25 Nov 2020

revising for postgraduate exams resulted in this 'random nuggets of knowledge' notebook

During the last twelve months, I have taken two surgical exams. Postgraduate exams are a whole new kettle of fish! At medical school, we needed to know a little about everything so you'd think revising for exams that were for a subset of that 'everything' would be easier? Nope. Turns out there is still a mountain to learn for surgery. The little about everything still applies, but for everything to do with surgery and every surgical specialty out there.... And it's actually a 'little bit more' rather than just a 'little'.

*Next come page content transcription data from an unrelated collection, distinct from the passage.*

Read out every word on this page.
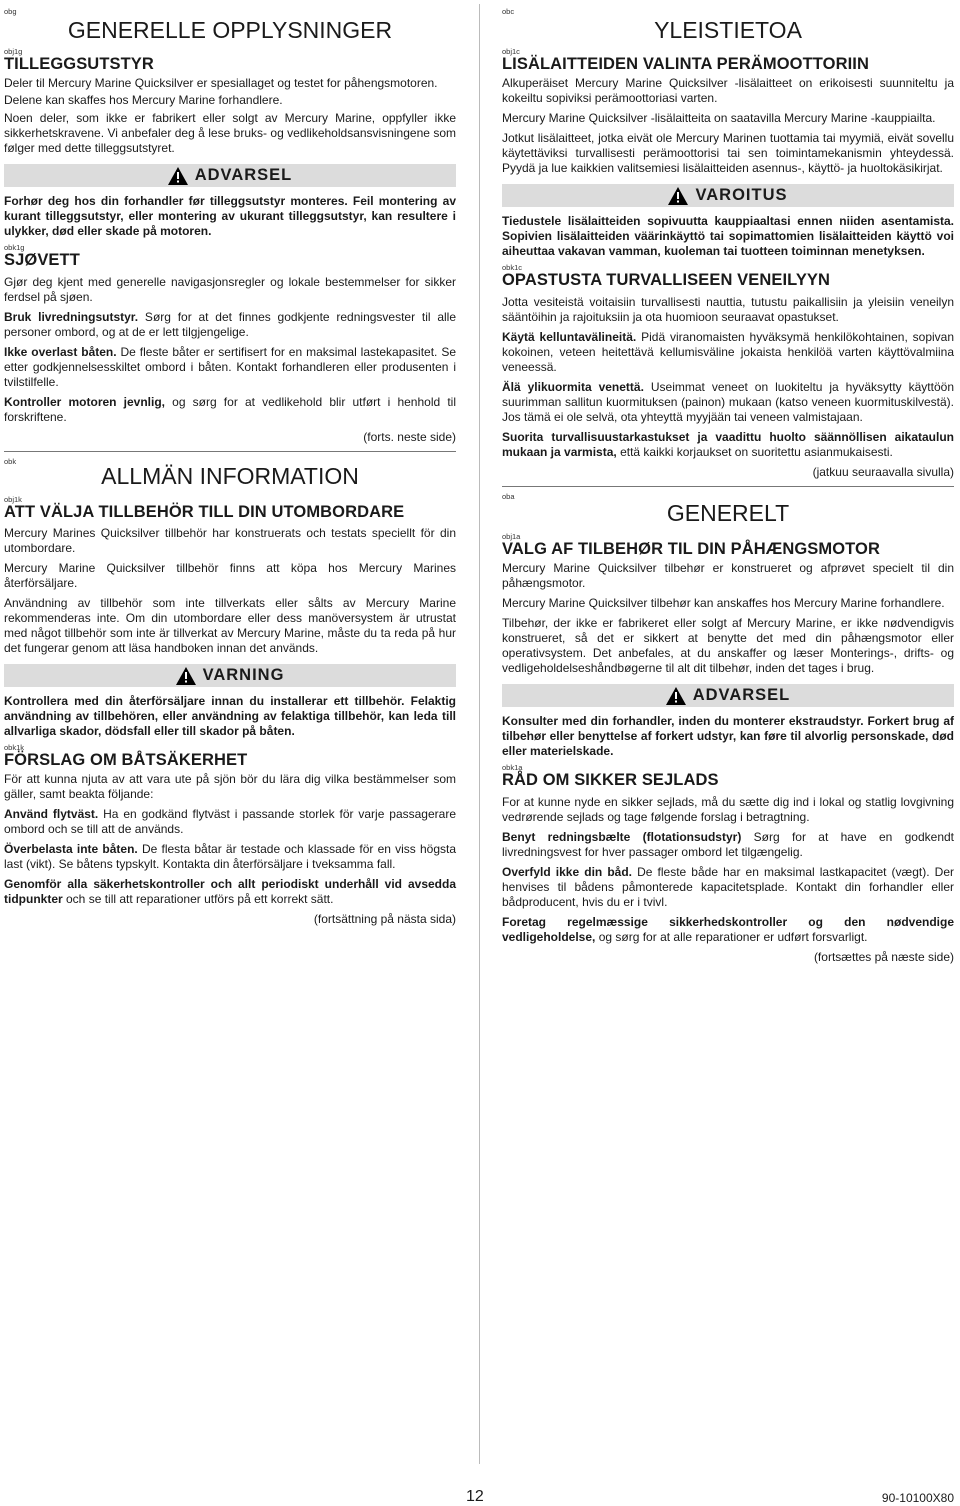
obg
GENERELLE OPPLYSNINGER
obj1g
TILLEGGSUTSTYR

Deler til Mercury Marine Quicksilver er spesiallaget og testet for påhengsmotoren.

Delene kan skaffes hos Mercury Marine forhandlere.

Noen deler, som ikke er fabrikert eller solgt av Mercury Marine, oppfyller ikke sikkerhetskravene. Vi anbefaler deg å lese bruks- og vedlikeholdsansvisningene som følger med dette tilleggsutstyret.

ADVARSEL

Forhør deg hos din forhandler før tilleggsutstyr monteres. Feil montering av kurant tilleggsutstyr, eller montering av ukurant tilleggsutstyr, kan resultere i ulykker, død eller skade på motoren.

obk1g
SJØVETT

Gjør deg kjent med generelle navigasjonsregler og lokale bestemmelser for sikker ferdsel på sjøen.

Bruk livredningsutstyr. Sørg for at det finnes godkjente redningsvester til alle personer ombord, og at de er lett tilgjengelige.

Ikke overlast båten. De fleste båter er sertifisert for en maksimal lastekapasitet. Se etter godkjennelsesskiltet ombord i båten. Kontakt forhandleren eller produsenten i tvilstilfelle.

Kontroller motoren jevnlig, og sørg for at vedlikehold blir utført i henhold til forskriftene.

(forts. neste side)

obk
ALLMÄN INFORMATION
obj1k
ATT VÄLJA TILLBEHÖR TILL DIN UTOMBORDARE

Mercury Marines Quicksilver tillbehör har konstruerats och testats speciellt för din utombordare.

Mercury Marine Quicksilver tillbehör finns att köpa hos Mercury Marines återförsäljare.

Användning av tillbehör som inte tillverkats eller sålts av Mercury Marine rekommenderas inte. Om din utombordare eller dess manöversystem är utrustat med något tillbehör som inte är tillverkat av Mercury Marine, måste du ta reda på hur det fungerar genom att läsa handboken innan det används.

VARNING

Kontrollera med din återförsäljare innan du installerar ett tillbehör. Felaktig användning av tillbehören, eller användning av felaktiga tillbehör, kan leda till allvarliga skador, dödsfall eller till skador på båten.

obk1k
FÖRSLAG OM BÅTSÄKERHET

För att kunna njuta av att vara ute på sjön bör du lära dig vilka bestämmelser som gäller, samt beakta följande:

Använd flytväst. Ha en godkänd flytväst i passande storlek för varje passagerare ombord och se till att de används.

Överbelasta inte båten. De flesta båtar är testade och klassade för en viss högsta last (vikt). Se båtens typskylt. Kontakta din återförsäljare i tveksamma fall.

Genomför alla säkerhetskontroller och allt periodiskt underhåll vid avsedda tidpunkter och se till att reparationer utförs på ett korrekt sätt.

(fortsättning på nästa sida)

obc
YLEISTIETOA
obj1c
LISÄLAITTEIDEN VALINTA PERÄMOOTTORIIN

Alkuperäiset Mercury Marine Quicksilver -lisälaitteet on erikoisesti suunniteltu ja kokeiltu sopiviksi perämoottoriasi varten.

Mercury Marine Quicksilver -lisälaitteita on saatavilla Mercury Marine -kauppiailta.

Jotkut lisälaitteet, jotka eivät ole Mercury Marinen tuottamia tai myymiä, eivät sovellu käytettäviksi turvallisesti perämoottorisi tai sen toimintamekanismin yhteydessä. Pyydä ja lue kaikkien valitsemiesi lisälaitteiden asennus-, käyttö- ja huoltokäsikirjat.

VAROITUS

Tiedustele lisälaitteiden sopivuutta kauppiaaltasi ennen niiden asentamista. Sopivien lisälaitteiden väärinkäyttö tai sopimattomien lisälaitteiden käyttö voi aiheuttaa vakavan vamman, kuoleman tai tuotteen toiminnan menetyksen.

obk1c
OPASTUSTA TURVALLISEEN VENEILYYN

Jotta vesiteistä voitaisiin turvallisesti nauttia, tutustu paikallisiin ja yleisiin veneilyn sääntöihin ja rajoituksiin ja ota huomioon seuraavat opastukset.

Käytä kelluntavälineitä. Pidä viranomaisten hyväksymä henkilökohtainen, sopivan kokoinen, veteen heitettävä kellumisväline jokaista henkilöä varten käyttövalmiina veneessä.

Älä ylikuormita venettä. Useimmat veneet on luokiteltu ja hyväksytty käyttöön suurimman sallitun kuormituksen (painon) mukaan (katso veneen kuormituskilvestä). Jos tämä ei ole selvä, ota yhteyttä myyjään tai veneen valmistajaan.

Suorita turvallisuustarkastukset ja vaadittu huolto säännöllisen aikataulun mukaan ja varmista, että kaikki korjaukset on suoritettu asianmukaisesti.

(jatkuu seuraavalla sivulla)

oba
GENERELT
obj1a
VALG AF TILBEHØR TIL DIN PÅHÆNGSMOTOR

Mercury Marine Quicksilver tilbehør er konstrueret og afprøvet specielt til din påhængsmotor.

Mercury Marine Quicksilver tilbehør kan anskaffes hos Mercury Marine forhandlere.

Tilbehør, der ikke er fabrikeret eller solgt af Mercury Marine, er ikke nødvendigvis konstrueret, så det er sikkert at benytte det med din påhængsmotor eller operativsystem. Det anbefales, at du anskaffer og læser Monterings-, drifts- og vedligeholdelseshåndbøgerne til alt dit tilbehør, inden det tages i brug.

ADVARSEL

Konsulter med din forhandler, inden du monterer ekstraudstyr. Forkert brug af tilbehør eller benyttelse af forkert udstyr, kan føre til alvorlig personskade, død eller materielskade.

obk1a
RÅD OM SIKKER SEJLADS

For at kunne nyde en sikker sejlads, må du sætte dig ind i lokal og statlig lovgivning vedrørende sejlads og tage følgende forslag i betragtning.

Benyt redningsbælte (flotationsudstyr) Sørg for at have en godkendt livredningsvest for hver passager ombord let tilgængelig.

Overfyld ikke din båd. De fleste både har en maksimal lastkapacitet (vægt). Der henvises til bådens påmonterede kapacitetsplade. Kontakt din forhandler eller bådproducent, hvis du er i tvivl.

Foretag regelmæssige sikkerhedskontroller og den nødvendige vedligeholdelse, og sørg for at alle reparationer er udført forsvarligt.

(fortsættes på næste side)

12	90-10100X80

In September, the first exam I took was a written one and it was a multiple choice question exam. Easy enough - question banks were how I approached my revision and they served me well. I passed and then decided to sit the next exam in February which was a practical one. It is 'OSCE'-based (obstructive structured clinical examinations) where there were anatomy stations, practical skills ones, communication ones and anything you can imagine that is related to every surgical specialty out there. This was more difficult to revise for!

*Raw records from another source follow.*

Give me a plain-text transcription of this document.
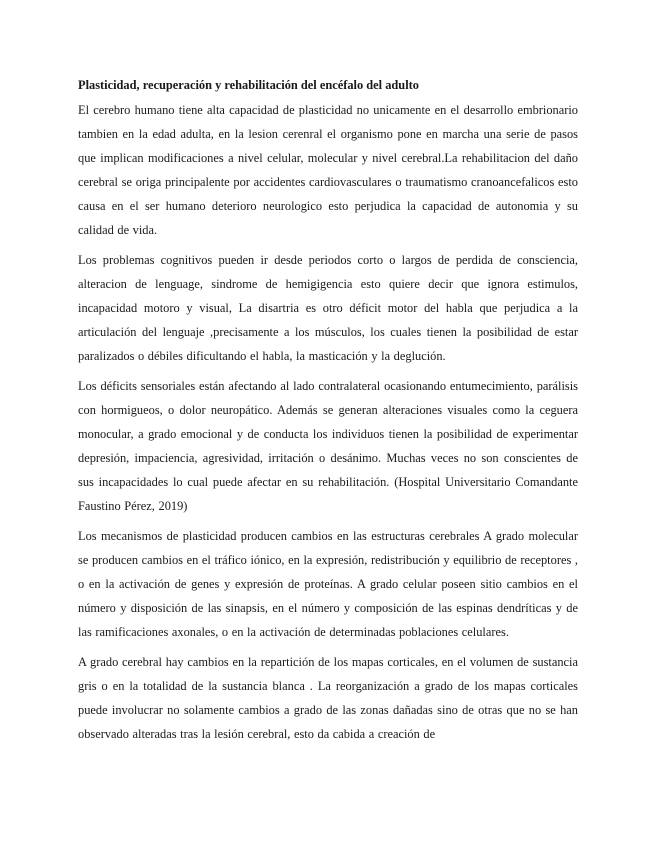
Plasticidad, recuperación y rehabilitación del encéfalo del adulto

El cerebro humano tiene alta capacidad de plasticidad no unicamente en el desarrollo embrionario tambien en la edad adulta, en la lesion cerenral el organismo pone en marcha una serie de pasos que implican modificaciones a nivel celular, molecular y nivel cerebral.La rehabilitacion del daño cerebral se origa principalente por accidentes cardiovasculares o traumatismo cranoancefalicos esto causa en el ser humano deterioro neurologico esto perjudica la capacidad de autonomia y su calidad de vida.

Los problemas cognitivos pueden ir desde periodos corto o largos de perdida de consciencia, alteracion de lenguage, sindrome de hemigigencia esto quiere decir que ignora estimulos, incapacidad motoro y visual, La disartria es otro déficit motor del habla que perjudica a la articulación del lenguaje ,precisamente a los músculos, los cuales tienen la posibilidad de estar paralizados o débiles dificultando el habla, la masticación y la deglución.

Los déficits sensoriales están afectando al lado contralateral ocasionando entumecimiento, parálisis con hormigueos, o dolor neuropático. Además se generan alteraciones visuales como la ceguera monocular, a grado emocional y de conducta los individuos tienen la posibilidad de experimentar depresión, impaciencia, agresividad, irritación o desánimo. Muchas veces no son conscientes de sus incapacidades lo cual puede afectar en su rehabilitación. (Hospital Universitario Comandante Faustino Pérez, 2019)

Los mecanismos de plasticidad producen cambios en las estructuras cerebrales A grado molecular se producen cambios en el tráfico iónico, en la expresión, redistribución y equilibrio de receptores , o en la activación de genes y expresión de proteínas. A grado celular poseen sitio cambios en el número y disposición de las sinapsis, en el número y composición de las espinas dendríticas y de las ramificaciones axonales, o en la activación de determinadas poblaciones celulares.

A grado cerebral hay cambios en la repartición de los mapas corticales, en el volumen de sustancia gris o en la totalidad de la sustancia blanca . La reorganización a grado de los mapas corticales puede involucrar no solamente cambios a grado de las zonas dañadas sino de otras que no se han observado alteradas tras la lesión cerebral, esto da cabida a creación de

During my shifts at work (I was doing my clinical shifts in the Emergency Department at the time), I approached every potential surgical patient as if it was part of this exam. I did pretty well in the examination stations so that must have worked!

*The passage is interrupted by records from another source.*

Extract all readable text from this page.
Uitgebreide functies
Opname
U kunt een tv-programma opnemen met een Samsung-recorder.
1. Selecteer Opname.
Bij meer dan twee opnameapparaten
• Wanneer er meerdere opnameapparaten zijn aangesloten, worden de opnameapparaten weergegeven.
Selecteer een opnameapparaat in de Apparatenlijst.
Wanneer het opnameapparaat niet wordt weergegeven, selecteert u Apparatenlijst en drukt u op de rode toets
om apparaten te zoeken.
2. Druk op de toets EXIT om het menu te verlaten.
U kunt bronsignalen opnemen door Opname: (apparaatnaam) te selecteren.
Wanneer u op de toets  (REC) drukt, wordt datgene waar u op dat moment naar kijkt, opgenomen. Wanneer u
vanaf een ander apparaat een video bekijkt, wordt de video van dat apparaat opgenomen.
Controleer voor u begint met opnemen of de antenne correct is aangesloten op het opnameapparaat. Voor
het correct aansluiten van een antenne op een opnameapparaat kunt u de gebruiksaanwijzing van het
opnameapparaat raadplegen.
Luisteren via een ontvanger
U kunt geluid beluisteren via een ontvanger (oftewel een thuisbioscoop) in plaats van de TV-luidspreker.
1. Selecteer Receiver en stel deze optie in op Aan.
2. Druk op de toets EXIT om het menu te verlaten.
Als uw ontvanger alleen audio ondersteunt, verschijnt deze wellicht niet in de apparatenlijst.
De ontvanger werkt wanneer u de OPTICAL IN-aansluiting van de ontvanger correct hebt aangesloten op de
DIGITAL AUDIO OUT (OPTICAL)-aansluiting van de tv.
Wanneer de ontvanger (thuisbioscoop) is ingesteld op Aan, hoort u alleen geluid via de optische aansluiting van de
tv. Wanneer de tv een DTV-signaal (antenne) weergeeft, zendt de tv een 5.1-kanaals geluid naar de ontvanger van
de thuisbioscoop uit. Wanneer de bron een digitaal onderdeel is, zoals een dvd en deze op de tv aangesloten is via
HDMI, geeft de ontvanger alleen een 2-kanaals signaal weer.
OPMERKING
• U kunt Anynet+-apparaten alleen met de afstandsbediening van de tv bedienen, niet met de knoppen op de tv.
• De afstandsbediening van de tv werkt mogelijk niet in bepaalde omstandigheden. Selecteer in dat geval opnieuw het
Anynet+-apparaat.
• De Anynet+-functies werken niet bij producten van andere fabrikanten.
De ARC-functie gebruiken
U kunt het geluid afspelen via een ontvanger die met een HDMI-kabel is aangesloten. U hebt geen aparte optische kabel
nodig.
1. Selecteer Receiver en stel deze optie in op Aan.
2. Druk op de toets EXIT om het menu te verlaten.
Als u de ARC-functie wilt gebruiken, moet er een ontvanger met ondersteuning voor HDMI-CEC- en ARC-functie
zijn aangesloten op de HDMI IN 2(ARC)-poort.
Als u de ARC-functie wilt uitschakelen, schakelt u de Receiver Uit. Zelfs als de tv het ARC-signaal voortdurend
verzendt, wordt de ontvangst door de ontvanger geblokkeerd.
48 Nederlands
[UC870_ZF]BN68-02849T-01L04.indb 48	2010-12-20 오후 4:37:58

However, for the more knowledge-based stations, I used another question bank. This and revision for the first exam resulted in the most random notebook full of nuggets of knowledge from pretty much every surgical specialty.

I have to admit, this wasn't my most organised way to revise for an exam but it seemed to work ok. Part of it was that I didn't expect to pass the second exam as it was meant to be a practice one, albeit an expensive one!

My next exam won't be for another five years or so but for that one, I'll make sure I'm much more prepared and organised!